M.-M. Mac Low (U Chicago), K. Zahnle (NASA Ames)

The fragments of Comet Shoemaker-Levy 9 will impact Jupiter during the period of 16--22 July 1994. Each impact will release between $10^{27}$ and $10^{30}$ ergs of kinetic energy into the Jovian atmosphere, depending on the size and density of the fragment. We have used a series of numerical calculations to model the first hour after entry of each fragment.

We begin with a model of the energy deposition in the atmosphere by the bolide. We used the astrophysical hydrocode ZEUS to follow the bolide during its descent through the Jovian atmosphere. We found that the numerical results were consistent with a simple analytic model of the quasi-static deformation of the bolide by ram pressure. Over 90% of the impact energy is released within one scale height, at a pressure of order 10 bars for a 1 km impactor. We use the energy deposition profile from our entry models as the initial conditions for larger-scale ZEUS models of the resulting explosions. These explosions are just large enough to drive a shock wave completely out of the atmosphere. The visible fireball lasts for one or two minutes, and the blowout of the shock takes only a minute or so longer. About an impactor mass of material will be ejected to altitudes of a few thousand km before falling back ballistically and spreading out along the top of the stratosphere. When the volatiles in this material condense, they may produce a detectable infrared signal.
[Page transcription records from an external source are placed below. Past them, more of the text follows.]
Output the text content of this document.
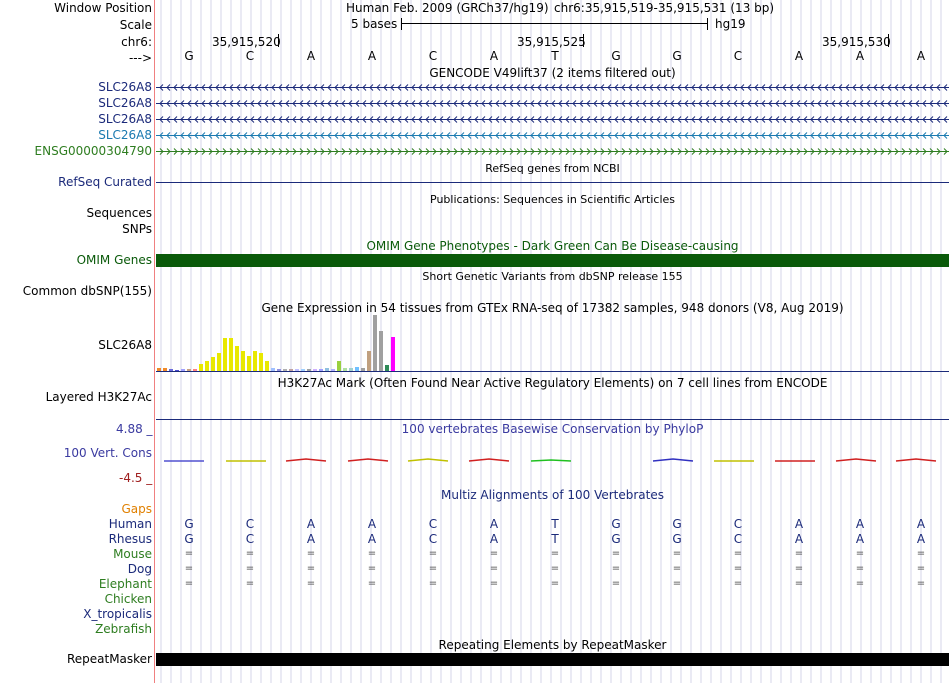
Window Position	Human Feb. 2009 (GRCh37/hg19) chr6:35,915,519-35,915,531 (13 bp)
Scale	5 bases	hg19
chr6:	35,915,520	35,915,525	35,915,530
--->	G	C	A	A	C	A	T	G	G	C	A	A	A
GENCODE V49lift37 (2 items filtered out)
SLC26A8
SLC26A8
SLC26A8
SLC26A8
ENSG00000304790
RefSeq genes from NCBI
RefSeq Curated
Publications: Sequences in Scientific Articles
Sequences
SNPs
OMIM Gene Phenotypes - Dark Green Can Be Disease-causing
OMIM Genes
Short Genetic Variants from dbSNP release 155
Common dbSNP(155)
Gene Expression in 54 tissues from GTEx RNA-seq of 17382 samples, 948 donors (V8, Aug 2019)
SLC26A8
H3K27Ac Mark (Often Found Near Active Regulatory Elements) on 7 cell lines from ENCODE
Layered H3K27Ac
100 vertebrates Basewise Conservation by PhyloP
4.88 _
100 Vert. Cons
-4.5 _
Multiz Alignments of 100 Vertebrates
Gaps
Human	G	C	A	A	C	A	T	G	G	C	A	A	A
Rhesus	G	C	A	A	C	A	T	G	G	C	A	A	A
Mouse	=	=	=	=	=	=	=	=	=	=	=	=	=
Dog	=	=	=	=	=	=	=	=	=	=	=	=	=
Elephant	=	=	=	=	=	=	=	=	=	=	=	=	=
Chicken
X_tropicalis
Zebrafish
Repeating Elements by RepeatMasker
RepeatMasker
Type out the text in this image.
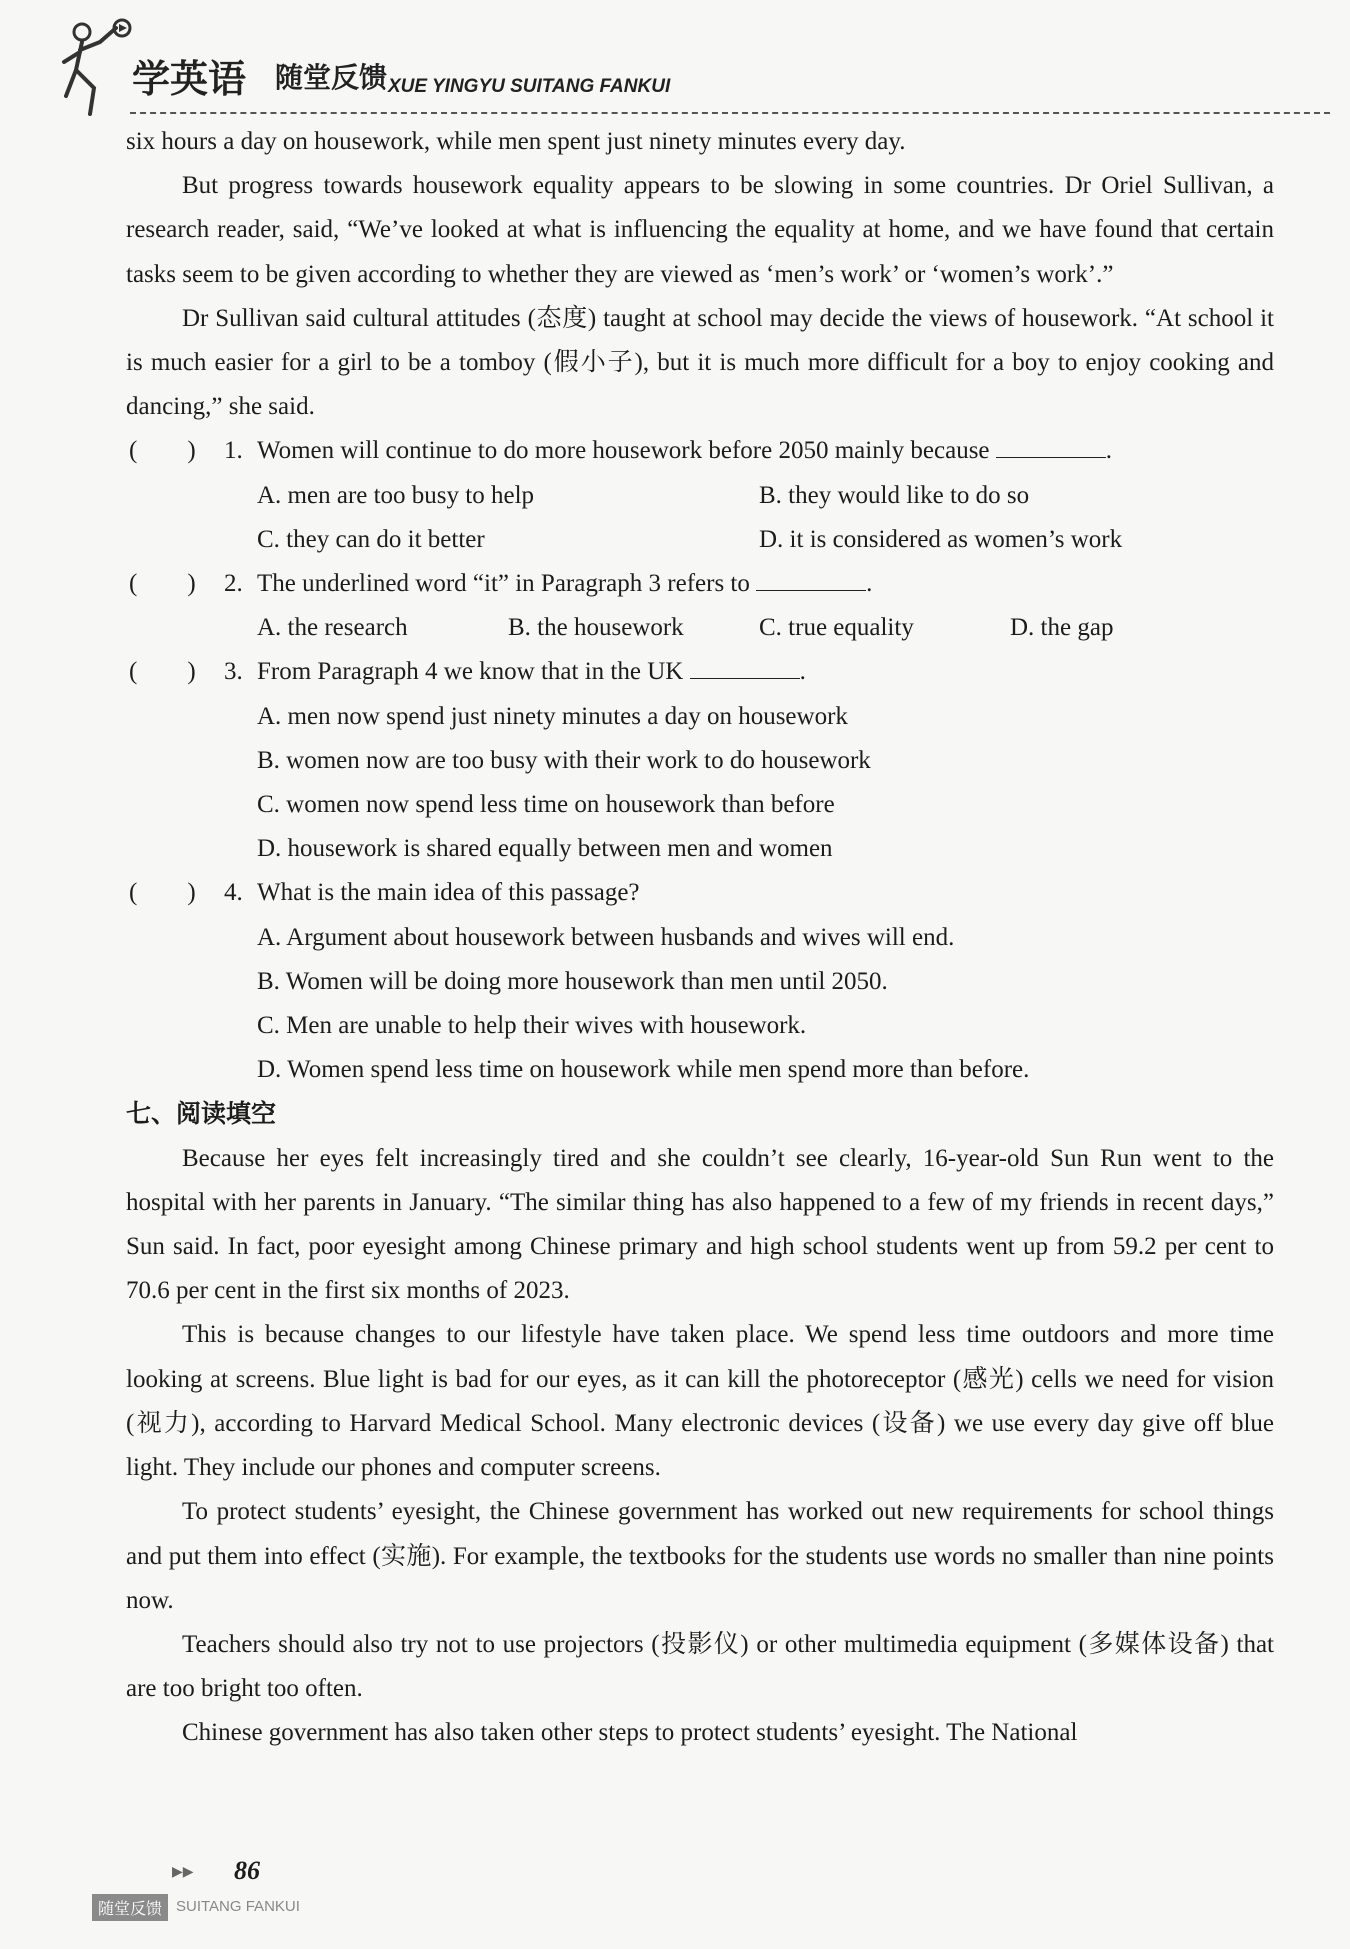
学英语 随堂反馈 XUE YINGYU SUITANG FANKUI

six hours a day on housework, while men spent just ninety minutes every day.

But progress towards housework equality appears to be slowing in some countries. Dr Oriel Sullivan, a research reader, said, “We’ve looked at what is influencing the equality at home, and we have found that certain tasks seem to be given according to whether they are viewed as ‘men’s work’ or ‘women’s work’.”

Dr Sullivan said cultural attitudes (态度) taught at school may decide the views of housework. “At school it is much easier for a girl to be a tomboy (假小子), but it is much more difficult for a boy to enjoy cooking and dancing,” she said.

(　　) 1. Women will continue to do more housework before 2050 mainly because	.
A. men are too busy to help	B. they would like to do so
C. they can do it better	D. it is considered as women’s work
(　　) 2. The underlined word “it” in Paragraph 3 refers to	.
A. the research	B. the housework	C. true equality	D. the gap
(　　) 3. From Paragraph 4 we know that in the UK	.
A. men now spend just ninety minutes a day on housework
B. women now are too busy with their work to do housework
C. women now spend less time on housework than before
D. housework is shared equally between men and women
(　　) 4. What is the main idea of this passage?
A. Argument about housework between husbands and wives will end.
B. Women will be doing more housework than men until 2050.
C. Men are unable to help their wives with housework.
D. Women spend less time on housework while men spend more than before.
七、阅读填空

Because her eyes felt increasingly tired and she couldn’t see clearly, 16-year-old Sun Run went to the hospital with her parents in January. “The similar thing has also happened to a few of my friends in recent days,” Sun said. In fact, poor eyesight among Chinese primary and high school students went up from 59.2 per cent to 70.6 per cent in the first six months of 2023.

This is because changes to our lifestyle have taken place. We spend less time outdoors and more time looking at screens. Blue light is bad for our eyes, as it can kill the photoreceptor (感光) cells we need for vision (视力), according to Harvard Medical School. Many electronic devices (设备) we use every day give off blue light. They include our phones and computer screens.

To protect students’ eyesight, the Chinese government has worked out new requirements for school things and put them into effect (实施). For example, the textbooks for the students use words no smaller than nine points now.

Teachers should also try not to use projectors (投影仪) or other multimedia equipment (多媒体设备) that are too bright too often.

Chinese government has also taken other steps to protect students’ eyesight. The National

▶▶ 86
随堂反馈 SUITANG FANKUI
The downward moving shock wave from the explosion heats the troposphere as it decays into a sound wave. Some of this heated troposphere will rise above the cloud layers into the stratosphere where it will be spectroscopically observable, providing the first direct sample of the Jovian troposphere. The downward moving sound wave will carry a significant fraction of the impact energy and will probe the deep interior of the planet before refracting back to the surface.

ZEUS was provided by the Laboratory for Computational Astrophysics at the NCSA. Computations were performed at the PSC.. This work was supported by the NSF Aeronomy Program, and the NASA Programs in Astrophysical Theory and Exobiology.